Several meta-analyses of epidemiological studies suggested that Vit-D deficiency is associated with an increased risk of MI and cardiovascular mortality.[8,12,14] One meta-analyses suggested that there is generally a linear, inverse association between circulating (25-OH)D levels and the risk of cardiovascular disease.[13] A Cochrane meta-analysis showed that Vit-D treatment significantly reduced mortality in subgroups of patients with a pretreatment level below 20 ng/mL.[7] However, in several randomized controlled trials, supplementation of Vit-D did not result in lower cardiovascular events and mortality.[4–6] It is important to note that majority of these randomized controlled trials had included patients who already had optimal baseline (25-OH)D levels, with most patients in these trials having pretreatment (25-OH)D levels above 25 to 30 ng/mL.[4,15] Additionally, in the majority of these clinical trials, post-treatment follow-up of (25-OH)D was not measured to account for effective supplementation and had a short-term follow-up.[4] Even in the VITAL (vit-D and omega-3 trial) and the VIDA (vit-D assessment) trials, only a small subset of the study population (6.3% and 8.6%, respectively) had a repeat measurement of post-treatment (25-OH)D level performed.[5,6] It is also worth noting that in several studies, the association between Vit-D and the risk of MI was apparent only after long-term follow-up.[8,10,11] Additionally, there are limited data available comparing the outcome of MI and mortality with respect to the levels of (25-OH)D achieved and maintained after Vit-D supplementation.

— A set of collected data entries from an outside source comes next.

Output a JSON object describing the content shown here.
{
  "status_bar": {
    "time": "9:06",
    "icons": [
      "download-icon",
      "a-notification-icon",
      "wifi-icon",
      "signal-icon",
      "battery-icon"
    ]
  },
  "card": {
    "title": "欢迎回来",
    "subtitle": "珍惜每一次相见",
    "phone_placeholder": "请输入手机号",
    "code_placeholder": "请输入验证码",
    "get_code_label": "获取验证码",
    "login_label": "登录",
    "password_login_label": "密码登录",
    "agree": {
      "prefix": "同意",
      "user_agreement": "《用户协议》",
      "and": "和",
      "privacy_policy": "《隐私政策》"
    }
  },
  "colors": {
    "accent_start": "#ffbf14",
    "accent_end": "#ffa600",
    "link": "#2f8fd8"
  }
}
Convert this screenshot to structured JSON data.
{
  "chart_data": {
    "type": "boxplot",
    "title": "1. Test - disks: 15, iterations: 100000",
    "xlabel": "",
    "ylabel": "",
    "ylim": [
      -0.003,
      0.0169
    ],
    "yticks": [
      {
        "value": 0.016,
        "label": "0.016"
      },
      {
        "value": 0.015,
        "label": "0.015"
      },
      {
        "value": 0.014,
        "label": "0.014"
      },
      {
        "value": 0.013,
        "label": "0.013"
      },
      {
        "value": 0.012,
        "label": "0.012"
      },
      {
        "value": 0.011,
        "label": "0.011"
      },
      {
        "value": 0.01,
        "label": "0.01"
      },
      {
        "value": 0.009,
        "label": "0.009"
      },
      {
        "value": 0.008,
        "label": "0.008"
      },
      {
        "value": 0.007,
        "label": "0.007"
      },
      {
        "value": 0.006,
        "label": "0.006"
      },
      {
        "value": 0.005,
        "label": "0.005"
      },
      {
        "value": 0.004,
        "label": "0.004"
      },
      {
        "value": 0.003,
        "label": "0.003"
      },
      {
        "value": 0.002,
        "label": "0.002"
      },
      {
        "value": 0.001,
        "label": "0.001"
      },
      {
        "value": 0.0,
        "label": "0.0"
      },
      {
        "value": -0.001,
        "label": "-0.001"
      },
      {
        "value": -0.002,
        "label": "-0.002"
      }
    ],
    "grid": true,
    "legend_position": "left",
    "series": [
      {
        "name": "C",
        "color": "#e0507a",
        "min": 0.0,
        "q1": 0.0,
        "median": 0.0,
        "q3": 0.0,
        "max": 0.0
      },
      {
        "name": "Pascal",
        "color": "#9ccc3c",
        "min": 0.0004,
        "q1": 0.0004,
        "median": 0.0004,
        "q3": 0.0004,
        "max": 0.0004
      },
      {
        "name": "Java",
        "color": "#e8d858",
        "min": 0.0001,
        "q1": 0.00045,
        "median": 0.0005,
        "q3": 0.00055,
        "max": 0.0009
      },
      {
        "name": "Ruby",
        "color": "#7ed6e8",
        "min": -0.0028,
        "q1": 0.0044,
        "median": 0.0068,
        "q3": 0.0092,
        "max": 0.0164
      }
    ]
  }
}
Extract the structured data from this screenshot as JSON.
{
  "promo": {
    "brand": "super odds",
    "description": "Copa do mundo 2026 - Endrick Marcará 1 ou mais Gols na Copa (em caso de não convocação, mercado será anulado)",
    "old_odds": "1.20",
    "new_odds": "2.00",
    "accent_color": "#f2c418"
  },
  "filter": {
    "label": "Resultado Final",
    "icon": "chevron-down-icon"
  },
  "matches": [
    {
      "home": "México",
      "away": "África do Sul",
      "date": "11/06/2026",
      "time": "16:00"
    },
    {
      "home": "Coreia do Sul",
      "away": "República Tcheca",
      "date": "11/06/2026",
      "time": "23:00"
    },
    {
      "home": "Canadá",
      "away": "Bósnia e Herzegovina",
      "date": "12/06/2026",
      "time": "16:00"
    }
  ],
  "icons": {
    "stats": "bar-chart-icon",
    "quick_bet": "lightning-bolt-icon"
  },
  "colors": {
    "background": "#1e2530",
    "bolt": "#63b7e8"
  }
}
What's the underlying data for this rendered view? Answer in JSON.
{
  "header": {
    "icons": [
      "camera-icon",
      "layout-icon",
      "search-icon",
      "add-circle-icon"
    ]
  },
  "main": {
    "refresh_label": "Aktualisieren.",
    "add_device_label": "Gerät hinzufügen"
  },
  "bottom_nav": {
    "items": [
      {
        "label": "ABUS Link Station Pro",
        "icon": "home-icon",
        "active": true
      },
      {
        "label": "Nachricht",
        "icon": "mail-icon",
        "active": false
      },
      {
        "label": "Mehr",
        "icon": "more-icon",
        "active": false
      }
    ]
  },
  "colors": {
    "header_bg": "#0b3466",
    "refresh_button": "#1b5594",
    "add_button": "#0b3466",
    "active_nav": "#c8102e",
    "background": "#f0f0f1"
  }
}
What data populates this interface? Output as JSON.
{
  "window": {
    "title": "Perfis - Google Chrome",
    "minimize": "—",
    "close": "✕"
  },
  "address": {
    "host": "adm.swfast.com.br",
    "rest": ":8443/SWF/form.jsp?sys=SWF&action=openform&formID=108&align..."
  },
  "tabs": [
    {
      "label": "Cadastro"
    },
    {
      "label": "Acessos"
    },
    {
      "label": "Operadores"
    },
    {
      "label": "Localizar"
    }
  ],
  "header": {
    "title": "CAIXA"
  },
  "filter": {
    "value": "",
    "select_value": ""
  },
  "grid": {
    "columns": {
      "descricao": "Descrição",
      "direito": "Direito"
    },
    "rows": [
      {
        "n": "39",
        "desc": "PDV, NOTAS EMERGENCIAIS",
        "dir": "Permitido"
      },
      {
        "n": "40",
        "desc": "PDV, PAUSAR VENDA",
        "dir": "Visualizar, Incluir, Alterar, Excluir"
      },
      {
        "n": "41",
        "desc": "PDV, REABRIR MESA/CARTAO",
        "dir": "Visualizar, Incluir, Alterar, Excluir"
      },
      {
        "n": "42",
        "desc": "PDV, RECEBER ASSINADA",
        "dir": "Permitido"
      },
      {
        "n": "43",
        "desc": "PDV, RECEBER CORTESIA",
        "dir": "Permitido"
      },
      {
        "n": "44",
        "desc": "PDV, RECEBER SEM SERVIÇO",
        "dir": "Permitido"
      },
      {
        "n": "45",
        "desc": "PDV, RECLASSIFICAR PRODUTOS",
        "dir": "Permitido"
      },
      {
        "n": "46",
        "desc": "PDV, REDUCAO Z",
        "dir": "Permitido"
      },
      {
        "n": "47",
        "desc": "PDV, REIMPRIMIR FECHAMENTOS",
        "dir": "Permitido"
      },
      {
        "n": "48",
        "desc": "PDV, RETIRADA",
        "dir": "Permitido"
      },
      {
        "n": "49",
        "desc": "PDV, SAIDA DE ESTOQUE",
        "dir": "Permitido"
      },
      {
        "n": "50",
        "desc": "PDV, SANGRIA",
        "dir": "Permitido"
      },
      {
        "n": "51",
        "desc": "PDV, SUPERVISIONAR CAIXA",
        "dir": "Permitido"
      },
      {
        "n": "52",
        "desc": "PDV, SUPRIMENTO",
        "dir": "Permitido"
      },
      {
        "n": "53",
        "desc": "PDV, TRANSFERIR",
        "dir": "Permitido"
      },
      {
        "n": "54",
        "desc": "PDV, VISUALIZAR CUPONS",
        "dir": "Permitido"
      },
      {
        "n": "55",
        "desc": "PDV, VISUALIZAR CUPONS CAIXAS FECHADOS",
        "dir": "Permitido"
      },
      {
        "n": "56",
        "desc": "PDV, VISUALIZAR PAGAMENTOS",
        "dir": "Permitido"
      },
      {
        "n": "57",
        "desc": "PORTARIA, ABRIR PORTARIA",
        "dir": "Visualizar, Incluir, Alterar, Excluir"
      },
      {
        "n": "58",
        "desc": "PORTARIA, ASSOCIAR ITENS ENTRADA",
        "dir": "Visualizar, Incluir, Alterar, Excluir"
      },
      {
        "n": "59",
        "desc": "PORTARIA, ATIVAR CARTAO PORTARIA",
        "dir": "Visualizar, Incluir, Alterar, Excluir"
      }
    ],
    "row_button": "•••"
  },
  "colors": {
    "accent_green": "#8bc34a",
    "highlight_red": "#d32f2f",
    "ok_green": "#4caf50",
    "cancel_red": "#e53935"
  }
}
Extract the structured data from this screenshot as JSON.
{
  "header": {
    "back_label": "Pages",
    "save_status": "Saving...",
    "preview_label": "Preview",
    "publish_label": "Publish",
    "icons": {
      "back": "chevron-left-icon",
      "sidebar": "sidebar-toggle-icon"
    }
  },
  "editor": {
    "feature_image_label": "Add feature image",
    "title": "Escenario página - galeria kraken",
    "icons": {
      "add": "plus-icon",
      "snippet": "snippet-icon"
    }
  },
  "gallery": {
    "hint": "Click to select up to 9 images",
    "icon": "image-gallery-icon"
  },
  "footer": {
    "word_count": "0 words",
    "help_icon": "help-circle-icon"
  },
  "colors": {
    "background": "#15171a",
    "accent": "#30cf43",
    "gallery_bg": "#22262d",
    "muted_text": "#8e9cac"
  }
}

To address this gap in knowledge, we conducted a large retrospective analysis with long-term follow-up in patients with low baseline Vit-D level who had at least 2 separate measurements of (25-OH)D levels to confirm their status and to measure the effect of Vit-D supplementation on (25-OH)D levels. The goal of our study was to examine the effects of Vit-D treatment (VDT) and lack of VDT on all-cause mortality and MI in Vit-D–deficient patients without prior history of MI in relation to 3 different reference levels of (25-OH)D as defined by the Endocrine Society.